Bantè : Le maire Daniel Fatchéhoun prône l’apaisement et tend la main à la communauté Peulh après les heurts de Lougba
Suite aux vifs affrontements enregistrés dans la localité de Lougba, le maire de Bantè, Daniel Fatchéhoun, a réuni en urgence ses adjoints et une délégation représentative de la communauté Peulh. Objectif : éviter que l’incompréhension et l’escalade ne s’installent dans les cœurs. Cet exercice d’écoute mutuelle et de diplomatie locale s’impose comme un rempart indispensable pour désamorcer les tensions et préserver le vivre-ensemble dans la commune.
Odjoutchoni Florent OGA

Désamorcer la crise par le dialogue direct au cabinet
Face à la gravité de la situation à Lougba, l’exécutif municipal a résolument fait le choix de la concertation directe. Accompagné de ses adjoints, le maire Daniel Fatchéhoun a longuement écouté les doléances, les craintes et les attentes formulées par la délégation Peulh. Cette rencontre a permis de poser des mots sur les maux et de rassurer les hôtes de la mairie sur l’impartialité et la détermination totale des autorités locales à rétablir un calme durable et équitable. À cette occasion, l’édile a lancé un appel pressant à la retenue, à la tolérance et à la responsabilité collective, rappelant que la violence ne résout rien et ne fait que fragiliser la cohésion historique du territoire.

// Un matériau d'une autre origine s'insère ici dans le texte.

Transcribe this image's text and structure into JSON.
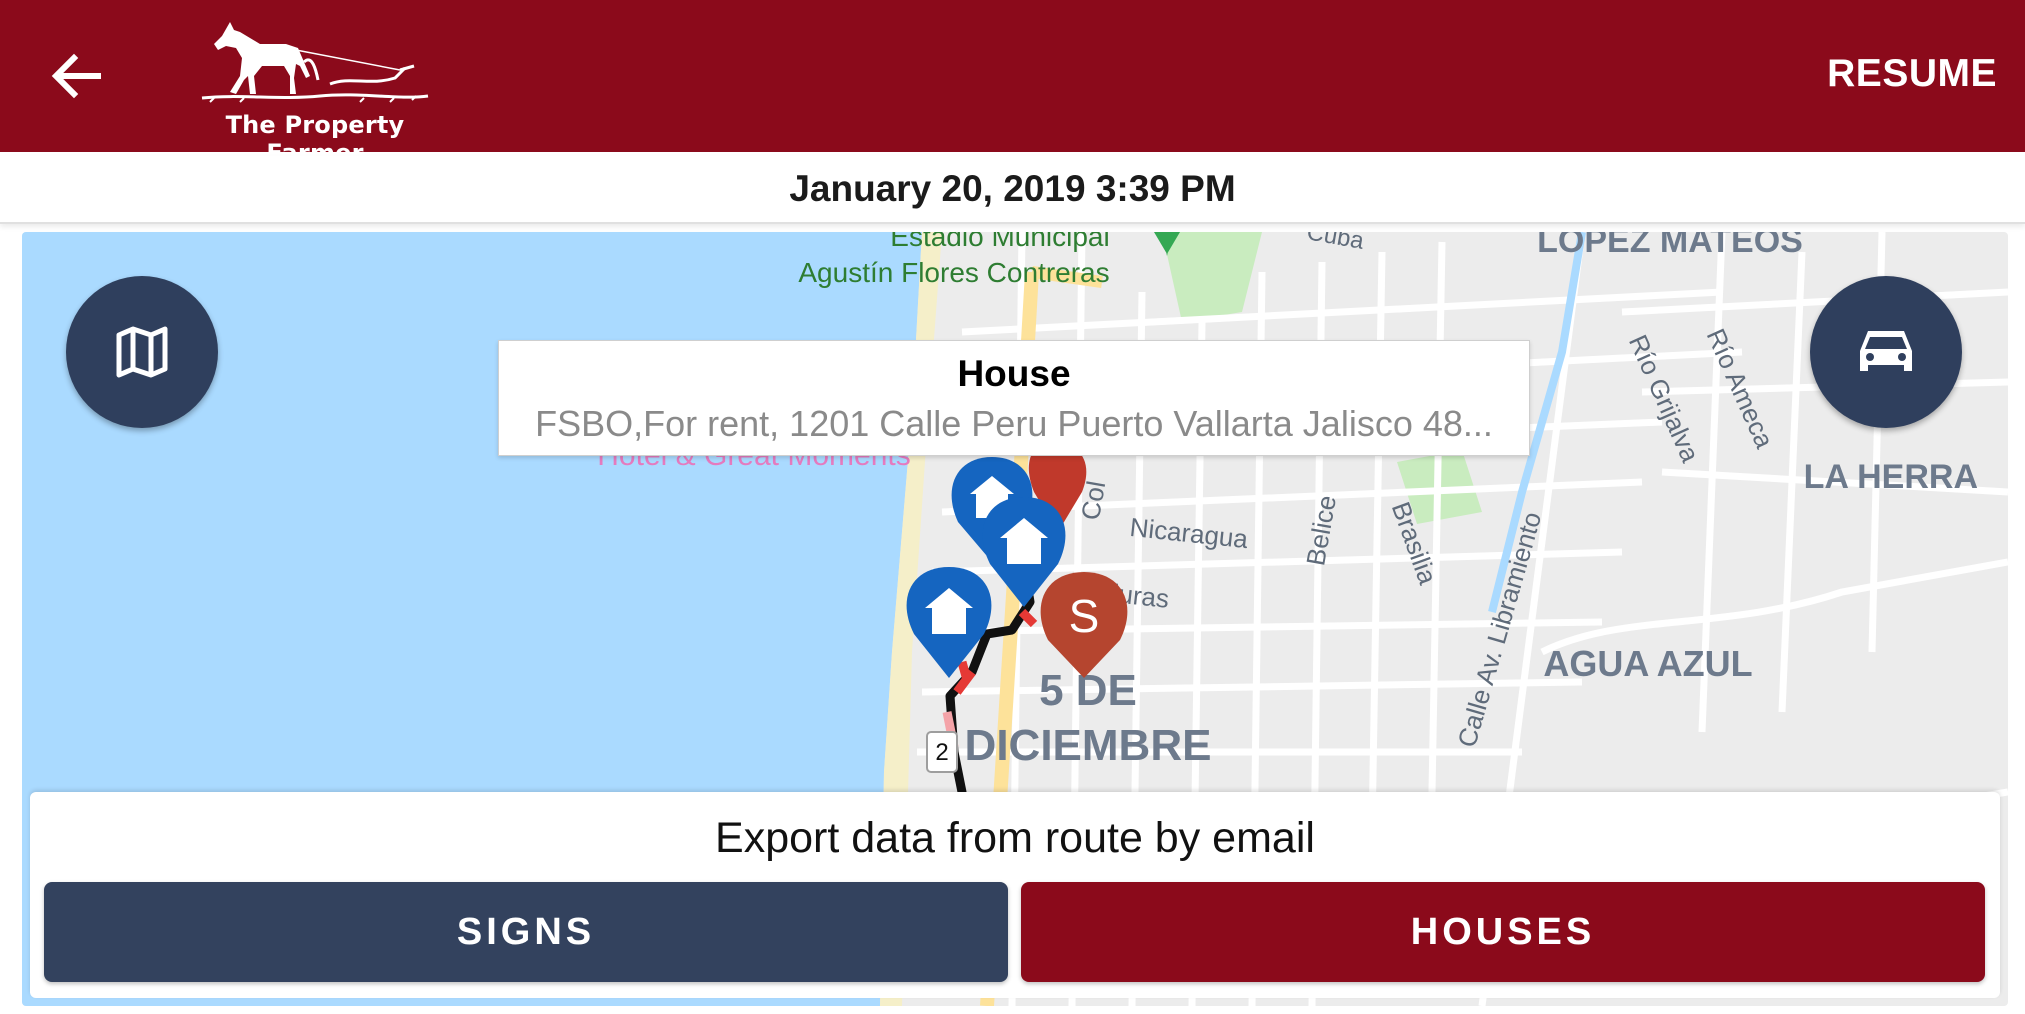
{
  "header": {
    "logo_text": "The Property Farmer",
    "resume_label": "RESUME",
    "back_icon": "arrow-left-icon",
    "brand_color": "#8b0a1b"
  },
  "date_bar": {
    "datetime": "January 20, 2019 3:39 PM"
  },
  "map": {
    "labels": {
      "stadium_1": "Estadio Municipal",
      "stadium_2": "Agustín Flores Contreras",
      "hotel": "Hotel & Great Moments",
      "lopez_mateos": "LÓPEZ MATEOS",
      "la_herra": "LA HERRA",
      "agua_azul": "AGUA AZUL",
      "five_de": "5 DE",
      "diciembre": "DICIEMBRE",
      "nicaragua": "Nicaragua",
      "honduras": "Honduras",
      "belice": "Belice",
      "brasilia": "Brasilia",
      "libramiento": "Calle Av. Libramiento",
      "rio_grijalva": "Río Grijalva",
      "rio_ameca": "Río Ameca",
      "cuba": "Cuba",
      "col": "Col"
    },
    "route_marker_label": "2",
    "sign_marker_letter": "S",
    "map_toggle_icon": "map-icon",
    "car_icon": "car-icon"
  },
  "info_window": {
    "title": "House",
    "subtitle": "FSBO,For rent, 1201 Calle Peru Puerto Vallarta Jalisco 48..."
  },
  "export": {
    "title": "Export data from route by email",
    "signs_label": "SIGNS",
    "houses_label": "HOUSES",
    "signs_color": "#33425e",
    "houses_color": "#8b0a1b"
  }
}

Une tournée de sensibilisation pour consolider la paix à la base
Pour traduire cette volonté politique en actes concrets, la municipalité ne compte pas s’arrêter aux murs du cabinet. Le maire a annoncé le déploiement très prochain d’une vaste campagne de sensibilisation et de dialogue intercommunautaire qui sillonnera tous les arrondissements de Bantè. L’objectif de cette caravane de paix sera de renouer les fils du dialogue entre les différentes composantes de la population, de prévenir de futurs foyers d’affrontements et d’ancrer durablement la culture de la concertation dans chaque village. Ce souci d’anticipation et de préservation de l’ordre public fait écho aux mesures de sécurité rigoureuses déjà instaurées par la municipalité. En juin 2026, pour lutter contre la recrudescence des vols de récoltes et des cambriolages, le maire Daniel Fatchéhoun avait en effet pris un arrêté interdisant la circulation nocturne des tricycles de 19 h 00 à 06 h 00 du matin. À Bantè, la paix n’est pas un acquis figé, mais un chantier de chaque instant qui s’écrit ensemble. En replaçant la palabre constructive au centre de la gouvernance locale, l’exécutif municipal rappelle que l’harmonie entre les peuples reste le socle indispensable à tout développement durable.